LLMs are DRM for information
21 November 2024
Oh man I just realised I'll be having conversations like this in 5 years
"Hey I was trying to find your opening hours but couldn't find them anywhere"
"Really? We submit them to both Gemini and GPT"
In this post I want to make a few unhappy observations. I will also attempt to predict an enshittification cycle in advance. Many would say that AI is already enshittified but in this case I'm actually talking about Doctorow's original formulation, not just trying to say "shitty" ornately. At the end I've included an upbeat call to action but we all know it won't do anything. Let's begin.
I believe we are currently experiencing the "good old days" of LLM technology. Tech companies are hoovering up everything on the open internet and elsewhere to feed their models so that it can be regurgitated in different forms. Certainly this is unpleasant but for now it's kind of background noise. The LLMs are a low resolution screenshot of the broader internet and you can ignore them more or less without peril. Everything you need is available other ways.
The trouble is, this training on all the world's data is no longer enough of a commercial advantage for these companies. Lots of people are making them and the open models are catching up. If you've already ingested everything, where do you go from there?
Obviously you want new and exclusive data. That way your LLM can answer questions that nobody else's can and you become more competitive. However, collecting new forms of contemporary data is complex and expensive. Instead, what if we made individuals and businesses feed in relevant data en masse, all on their own? What if they had a motivation to do so?
Consider Sammy, the owner of a small fictional cafe on an alley in Fitzroy. Her supplies of eggs have dried up for two weeks due to a fictional H5N1 outbreak and she needs to take items off her menu.
"Hey," she says into her Pixel. "Update the public menu information for the cafe. The PDF is in my Google Drive but get rid of all the recipes containing eggs. We hope to have them back on the 22nd."
What better way to get people to feed your model unique data destined for public consumption? Self-interest and a low-friction interface.
Here's where we can get even more devious. A naive Google would interpret Sammy's instructions, update a database of structured data, and display the new information on Google Maps. Evil Google can instead do two things: actively avoid turning this into structured data—simply store it for training—and ensure this information can be retrieved only by directing queries at their own AI tool, like at the top of a Google search.
Now their LLM is not only more valuable, it is virtually impossible to scrape. Output is customised for each user and their specific query and circumstances. Keeping information in unstructured format and accessing it via weights and APIs is a strong defence against anybody else hoovering your up your data. It's DRM for information.
So here is how the enshittification happens, maybe.
- Be good to users. Best I can tell, this part is still underway though people are starting to grumble about ChatGPT's quality. Tokens are cheap and there are plenty of optimistic users who feel like the tools are on their side.
- Abuse users to make things better for business customers. Businesses pay to get LLMs to spruik their products while making it sound natural(-ish). For a while it will be flexible and inexpensive to get in front of the kind of people who like talking to AIs all the time.
- Abuse the business customers. Now the mainstream are talking to AIs to search for information so you have to pay to be there. Worse still, they don't tend to swap between them—a particular person speaks to the same AI all the time so if you want good reach you're compelled to advertise on all the major ones. It's gonna cost you. Advertisers start backing out and profits start drooping.
- Then they die. And something of value is lost—all the genuine information that could have been put on a WordPress site in the first place.

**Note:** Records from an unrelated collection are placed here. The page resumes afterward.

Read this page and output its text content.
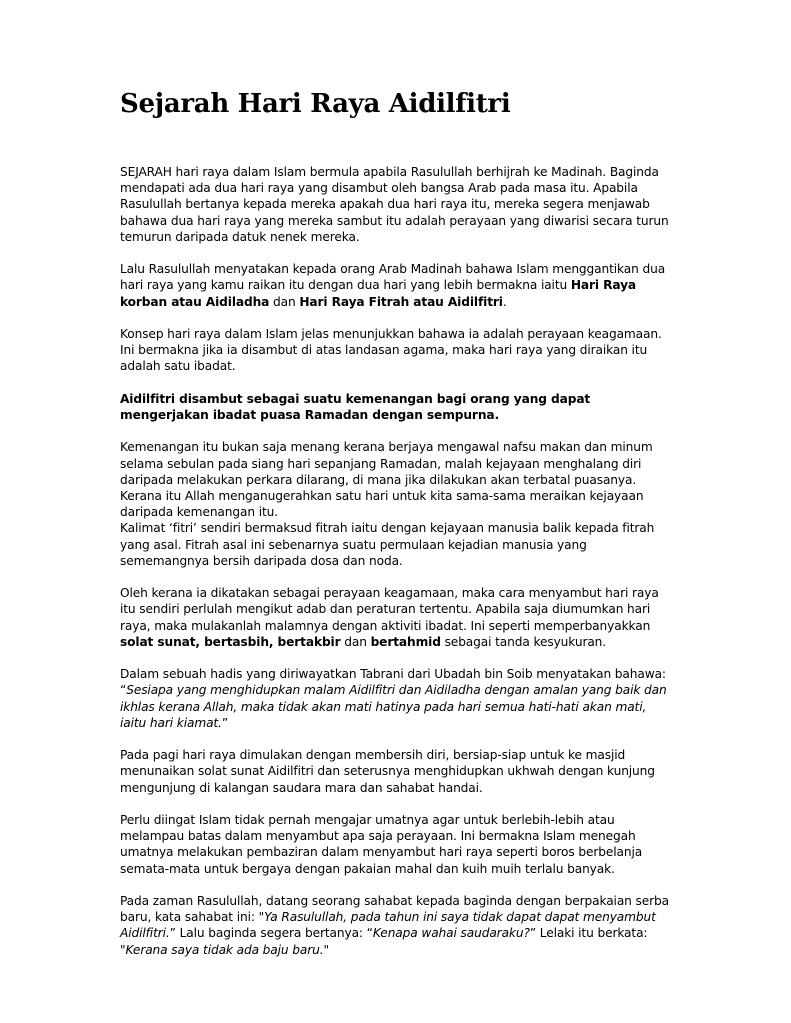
Sejarah Hari Raya Aidilfitri

SEJARAH hari raya dalam Islam bermula apabila Rasulullah berhijrah ke Madinah. Baginda mendapati ada dua hari raya yang disambut oleh bangsa Arab pada masa itu. Apabila Rasulullah bertanya kepada mereka apakah dua hari raya itu, mereka segera menjawab bahawa dua hari raya yang mereka sambut itu adalah perayaan yang diwarisi secara turun temurun daripada datuk nenek mereka.

Lalu Rasulullah menyatakan kepada orang Arab Madinah bahawa Islam menggantikan dua hari raya yang kamu raikan itu dengan dua hari yang lebih bermakna iaitu Hari Raya korban atau Aidiladha dan Hari Raya Fitrah atau Aidilfitri.

Konsep hari raya dalam Islam jelas menunjukkan bahawa ia adalah perayaan keagamaan. Ini bermakna jika ia disambut di atas landasan agama, maka hari raya yang diraikan itu adalah satu ibadat.

Aidilfitri disambut sebagai suatu kemenangan bagi orang yang dapat mengerjakan ibadat puasa Ramadan dengan sempurna.

Kemenangan itu bukan saja menang kerana berjaya mengawal nafsu makan dan minum selama sebulan pada siang hari sepanjang Ramadan, malah kejayaan menghalang diri daripada melakukan perkara dilarang, di mana jika dilakukan akan terbatal puasanya. Kerana itu Allah menganugerahkan satu hari untuk kita sama-sama meraikan kejayaan daripada kemenangan itu.

Kalimat ‘fitri’ sendiri bermaksud fitrah iaitu dengan kejayaan manusia balik kepada fitrah yang asal. Fitrah asal ini sebenarnya suatu permulaan kejadian manusia yang sememangnya bersih daripada dosa dan noda.

Oleh kerana ia dikatakan sebagai perayaan keagamaan, maka cara menyambut hari raya itu sendiri perlulah mengikut adab dan peraturan tertentu. Apabila saja diumumkan hari raya, maka mulakanlah malamnya dengan aktiviti ibadat. Ini seperti memperbanyakkan solat sunat, bertasbih, bertakbir dan bertahmid sebagai tanda kesyukuran.

Dalam sebuah hadis yang diriwayatkan Tabrani dari Ubadah bin Soib menyatakan bahawa:
“Sesiapa yang menghidupkan malam Aidilfitri dan Aidiladha dengan amalan yang baik dan ikhlas kerana Allah, maka tidak akan mati hatinya pada hari semua hati-hati akan mati, iaitu hari kiamat.”

Pada pagi hari raya dimulakan dengan membersih diri, bersiap-siap untuk ke masjid menunaikan solat sunat Aidilfitri dan seterusnya menghidupkan ukhwah dengan kunjung mengunjung di kalangan saudara mara dan sahabat handai.

Perlu diingat Islam tidak pernah mengajar umatnya agar untuk berlebih-lebih atau melampau batas dalam menyambut apa saja perayaan. Ini bermakna Islam menegah umatnya melakukan pembaziran dalam menyambut hari raya seperti boros berbelanja semata-mata untuk bergaya dengan pakaian mahal dan kuih muih terlalu banyak.

Pada zaman Rasulullah, datang seorang sahabat kepada baginda dengan berpakaian serba baru, kata sahabat ini: "Ya Rasulullah, pada tahun ini saya tidak dapat dapat menyambut Aidilfitri.” Lalu baginda segera bertanya: “Kenapa wahai saudaraku?” Lelaki itu berkata: "Kerana saya tidak ada baju baru."
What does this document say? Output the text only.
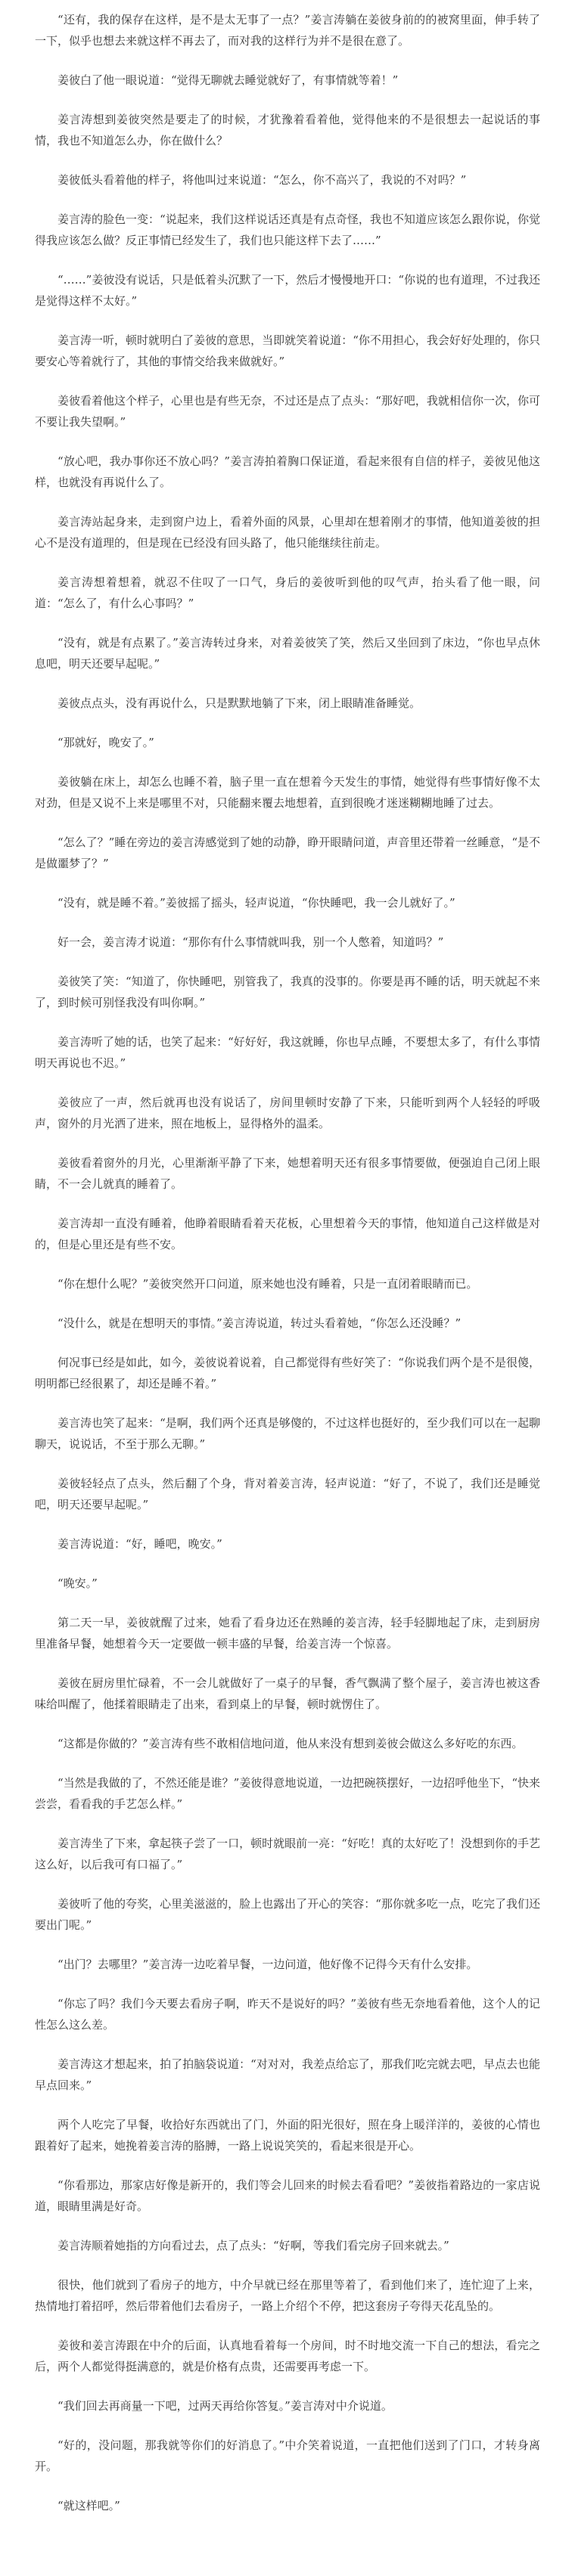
“还有，我的保存在这样，是不是太无事了一点？”姜言涛躺在姜彼身前的的被窝里面，伸手转了一下，似乎也想去来就这样不再去了，而对我的这样行为并不是很在意了。

姜彼白了他一眼说道：“觉得无聊就去睡觉就好了，有事情就等着！”

姜言涛想到姜彼突然是要走了的时候，才犹豫着看着他，觉得他来的不是很想去一起说话的事情，我也不知道怎么办，你在做什么？

姜彼低头看着他的样子，将他叫过来说道：“怎么，你不高兴了，我说的不对吗？”

姜言涛的脸色一变：“说起来，我们这样说话还真是有点奇怪，我也不知道应该怎么跟你说，你觉得我应该怎么做？反正事情已经发生了，我们也只能这样下去了……”

“……”姜彼没有说话，只是低着头沉默了一下，然后才慢慢地开口：“你说的也有道理，不过我还是觉得这样不太好。”

姜言涛一听，顿时就明白了姜彼的意思，当即就笑着说道：“你不用担心，我会好好处理的，你只要安心等着就行了，其他的事情交给我来做就好。”

姜彼看着他这个样子，心里也是有些无奈，不过还是点了点头：“那好吧，我就相信你一次，你可不要让我失望啊。”

“放心吧，我办事你还不放心吗？”姜言涛拍着胸口保证道，看起来很有自信的样子，姜彼见他这样，也就没有再说什么了。

姜言涛站起身来，走到窗户边上，看着外面的风景，心里却在想着刚才的事情，他知道姜彼的担心不是没有道理的，但是现在已经没有回头路了，他只能继续往前走。

姜言涛想着想着，就忍不住叹了一口气，身后的姜彼听到他的叹气声，抬头看了他一眼，问道：“怎么了，有什么心事吗？”

“没有，就是有点累了。”姜言涛转过身来，对着姜彼笑了笑，然后又坐回到了床边，“你也早点休息吧，明天还要早起呢。”

姜彼点点头，没有再说什么，只是默默地躺了下来，闭上眼睛准备睡觉。

“那就好，晚安了。”

姜彼躺在床上，却怎么也睡不着，脑子里一直在想着今天发生的事情，她觉得有些事情好像不太对劲，但是又说不上来是哪里不对，只能翻来覆去地想着，直到很晚才迷迷糊糊地睡了过去。

“怎么了？”睡在旁边的姜言涛感觉到了她的动静，睁开眼睛问道，声音里还带着一丝睡意，“是不是做噩梦了？”

“没有，就是睡不着。”姜彼摇了摇头，轻声说道，“你快睡吧，我一会儿就好了。”

好一会，姜言涛才说道：“那你有什么事情就叫我，别一个人憋着，知道吗？”

姜彼笑了笑：“知道了，你快睡吧，别管我了，我真的没事的。你要是再不睡的话，明天就起不来了，到时候可别怪我没有叫你啊。”

姜言涛听了她的话，也笑了起来：“好好好，我这就睡，你也早点睡，不要想太多了，有什么事情明天再说也不迟。”

姜彼应了一声，然后就再也没有说话了，房间里顿时安静了下来，只能听到两个人轻轻的呼吸声，窗外的月光洒了进来，照在地板上，显得格外的温柔。

姜彼看着窗外的月光，心里渐渐平静了下来，她想着明天还有很多事情要做，便强迫自己闭上眼睛，不一会儿就真的睡着了。

姜言涛却一直没有睡着，他睁着眼睛看着天花板，心里想着今天的事情，他知道自己这样做是对的，但是心里还是有些不安。

“你在想什么呢？”姜彼突然开口问道，原来她也没有睡着，只是一直闭着眼睛而已。

“没什么，就是在想明天的事情。”姜言涛说道，转过头看着她，“你怎么还没睡？”

何况事已经是如此，如今，姜彼说着说着，自己都觉得有些好笑了：“你说我们两个是不是很傻，明明都已经很累了，却还是睡不着。”

姜言涛也笑了起来：“是啊，我们两个还真是够傻的，不过这样也挺好的，至少我们可以在一起聊聊天，说说话，不至于那么无聊。”

姜彼轻轻点了点头，然后翻了个身，背对着姜言涛，轻声说道：“好了，不说了，我们还是睡觉吧，明天还要早起呢。”

姜言涛说道：“好，睡吧，晚安。”

“晚安。”

第二天一早，姜彼就醒了过来，她看了看身边还在熟睡的姜言涛，轻手轻脚地起了床，走到厨房里准备早餐，她想着今天一定要做一顿丰盛的早餐，给姜言涛一个惊喜。

姜彼在厨房里忙碌着，不一会儿就做好了一桌子的早餐，香气飘满了整个屋子，姜言涛也被这香味给叫醒了，他揉着眼睛走了出来，看到桌上的早餐，顿时就愣住了。

“这都是你做的？”姜言涛有些不敢相信地问道，他从来没有想到姜彼会做这么多好吃的东西。

“当然是我做的了，不然还能是谁？”姜彼得意地说道，一边把碗筷摆好，一边招呼他坐下，“快来尝尝，看看我的手艺怎么样。”

姜言涛坐了下来，拿起筷子尝了一口，顿时就眼前一亮：“好吃！真的太好吃了！没想到你的手艺这么好，以后我可有口福了。”

姜彼听了他的夸奖，心里美滋滋的，脸上也露出了开心的笑容：“那你就多吃一点，吃完了我们还要出门呢。”

“出门？去哪里？”姜言涛一边吃着早餐，一边问道，他好像不记得今天有什么安排。

“你忘了吗？我们今天要去看房子啊，昨天不是说好的吗？”姜彼有些无奈地看着他，这个人的记性怎么这么差。

姜言涛这才想起来，拍了拍脑袋说道：“对对对，我差点给忘了，那我们吃完就去吧，早点去也能早点回来。”

两个人吃完了早餐，收拾好东西就出了门，外面的阳光很好，照在身上暖洋洋的，姜彼的心情也跟着好了起来，她挽着姜言涛的胳膊，一路上说说笑笑的，看起来很是开心。

“你看那边，那家店好像是新开的，我们等会儿回来的时候去看看吧？”姜彼指着路边的一家店说道，眼睛里满是好奇。

姜言涛顺着她指的方向看过去，点了点头：“好啊，等我们看完房子回来就去。”

很快，他们就到了看房子的地方，中介早就已经在那里等着了，看到他们来了，连忙迎了上来，热情地打着招呼，然后带着他们去看房子，一路上介绍个不停，把这套房子夸得天花乱坠的。

姜彼和姜言涛跟在中介的后面，认真地看着每一个房间，时不时地交流一下自己的想法，看完之后，两个人都觉得挺满意的，就是价格有点贵，还需要再考虑一下。

“我们回去再商量一下吧，过两天再给你答复。”姜言涛对中介说道。

“好的，没问题，那我就等你们的好消息了。”中介笑着说道，一直把他们送到了门口，才转身离开。

“就这样吧。”
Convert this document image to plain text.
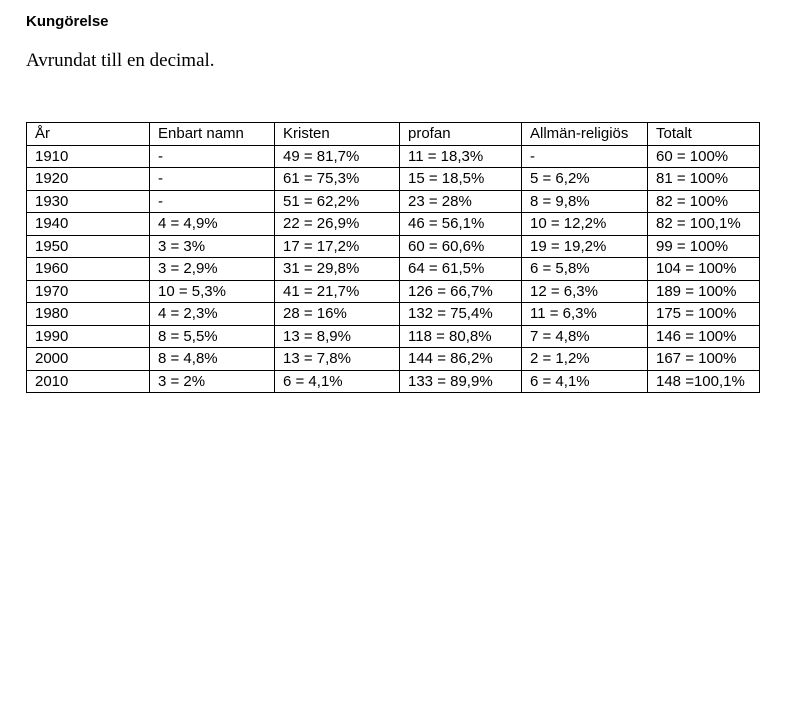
Kungörelse

Avrundat till en decimal.

År	Enbart namn	Kristen	profan	Allmän-religiös	Totalt
1910	-	49 = 81,7%	11 = 18,3%	-	60 = 100%
1920	-	61 = 75,3%	15 = 18,5%	5 = 6,2%	81 = 100%
1930	-	51 = 62,2%	23 = 28%	8 = 9,8%	82 = 100%
1940	4 = 4,9%	22 = 26,9%	46 = 56,1%	10 = 12,2%	82 = 100,1%
1950	3 = 3%	17 = 17,2%	60 = 60,6%	19 = 19,2%	99 = 100%
1960	3 = 2,9%	31 = 29,8%	64 = 61,5%	6 = 5,8%	104 = 100%
1970	10 = 5,3%	41 = 21,7%	126 = 66,7%	12 = 6,3%	189 = 100%
1980	4 = 2,3%	28 = 16%	132 = 75,4%	11 = 6,3%	175 = 100%
1990	8 = 5,5%	13 = 8,9%	118 = 80,8%	7 = 4,8%	146 = 100%
2000	8 = 4,8%	13 = 7,8%	144 = 86,2%	2 = 1,2%	167 = 100%
2010	3 = 2%	6 = 4,1%	133 = 89,9%	6 = 4,1%	148 =100,1%
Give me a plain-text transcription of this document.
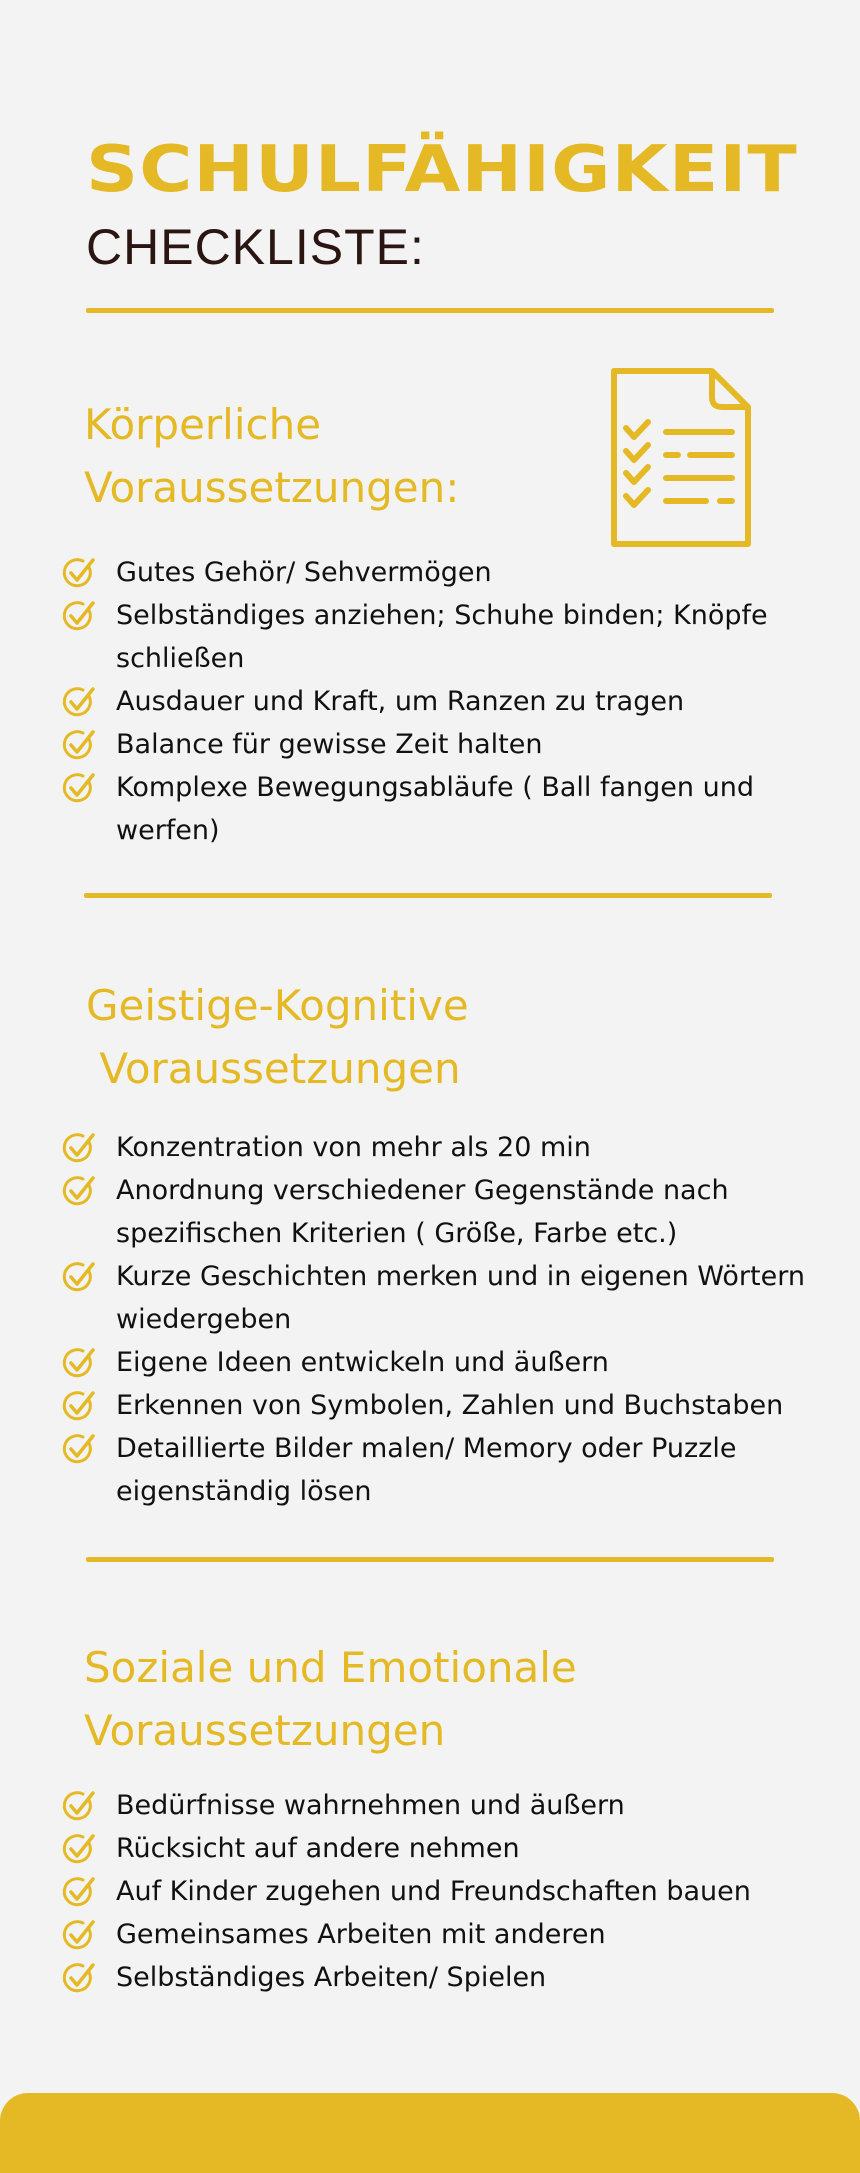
SCHULFÄHIGKEIT
CHECKLISTE:
Körperliche
Voraussetzungen:
Gutes Gehör/ Sehvermögen
Selbständiges anziehen; Schuhe binden; Knöpfe schließen
Ausdauer und Kraft, um Ranzen zu tragen
Balance für gewisse Zeit halten
Komplexe Bewegungsabläufe ( Ball fangen und werfen)
Geistige-Kognitive
Voraussetzungen
Konzentration von mehr als 20 min
Anordnung verschiedener Gegenstände nach spezifischen Kriterien ( Größe, Farbe etc.)
Kurze Geschichten merken und in eigenen Wörtern wiedergeben
Eigene Ideen entwickeln und äußern
Erkennen von Symbolen, Zahlen und Buchstaben
Detaillierte Bilder malen/ Memory oder Puzzle eigenständig lösen
Soziale und Emotionale
Voraussetzungen
Bedürfnisse wahrnehmen und äußern
Rücksicht auf andere nehmen
Auf Kinder zugehen und Freundschaften bauen
Gemeinsames Arbeiten mit anderen
Selbständiges Arbeiten/ Spielen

What can we do about it? I guess stop giving corporations datasets for free unless you're putting it somewhere else too. At least in my part of the world, OpenStreetMap has terrible information about basic details like business opening hours so consider contributing to those. Also please build great apps that build on truly open data sets like OSM—free apps, proprietary apps, I don't care—the more of everyday computing is based on open and structured data, the less will get locked up inside LLMs.